As Texas' population continues to grow and branch out along highway routes, it is evermore critical that regional trauma centers are viably positioned to support the state's growing trauma infrastructure demands, just as it is important to assure sufficient development of highway infrastructure, ambulance and EMS services, police and fire departments. Unfortunately, the survey results reveal not only a bleak financial picture for the state's trauma infrastructure, but also a financial situation that is worsening. To help assure the availability of trauma services, Texas needs to continue making progress on several fronts, including pursuit of county-based efforts to shore up funding for district facilities, restoration of reductions made in state disproportionate share funding, simplification of the state Medicaid enrollment process, expansion of Medicaid eligibility, and provision of sufficient funding for the Tertiary/Indigent Care Fund created in the last legislative session (HB 1398).
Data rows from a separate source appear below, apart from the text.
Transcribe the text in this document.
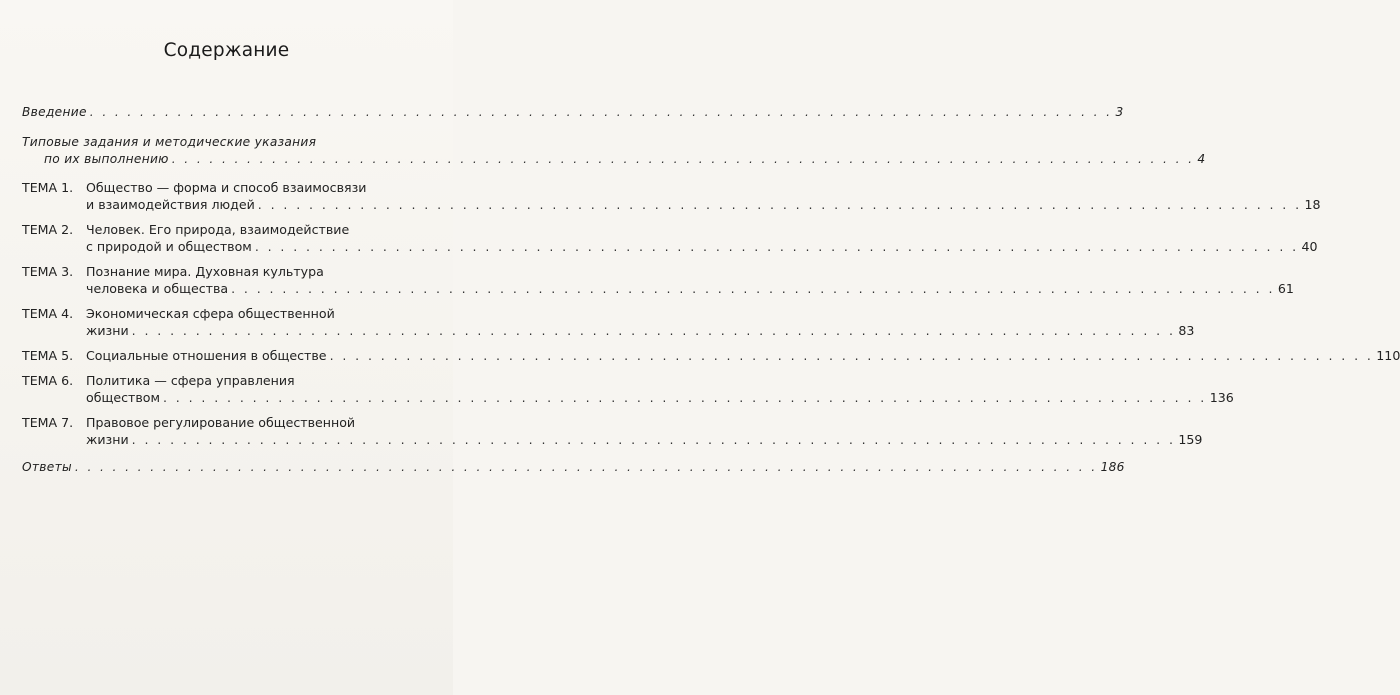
Содержание
Введение . . .	3
Типовые задания и методические указания
по их выполнению . . .	4
ТЕМА 1.	Общество — форма и способ взаимосвязи
и взаимодействия людей . . .	18
ТЕМА 2.	Человек. Его природа, взаимодействие
с природой и обществом . . .	40
ТЕМА 3.	Познание мира. Духовная культура
человека и общества . . .	61
ТЕМА 4.	Экономическая сфера общественной
жизни . . .	83
ТЕМА 5.	Социальные отношения в обществе . . .	110
ТЕМА 6.	Политика — сфера управления
обществом . . .	136
ТЕМА 7.	Правовое регулирование общественной
жизни . . .	159
Ответы . . .	186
Moreover, to assure that our trauma system expands along with the other infrastructure needs of our growing population, the state might look to tie targeted trauma support to vehicle registration or licensing fees, as done in such states as Maryland. Beyond these efforts, federal funding approaches are needed to help address the challenges that all trauma centers around the country are facing in providing leading edge trauma care to both an insured and uninsured population.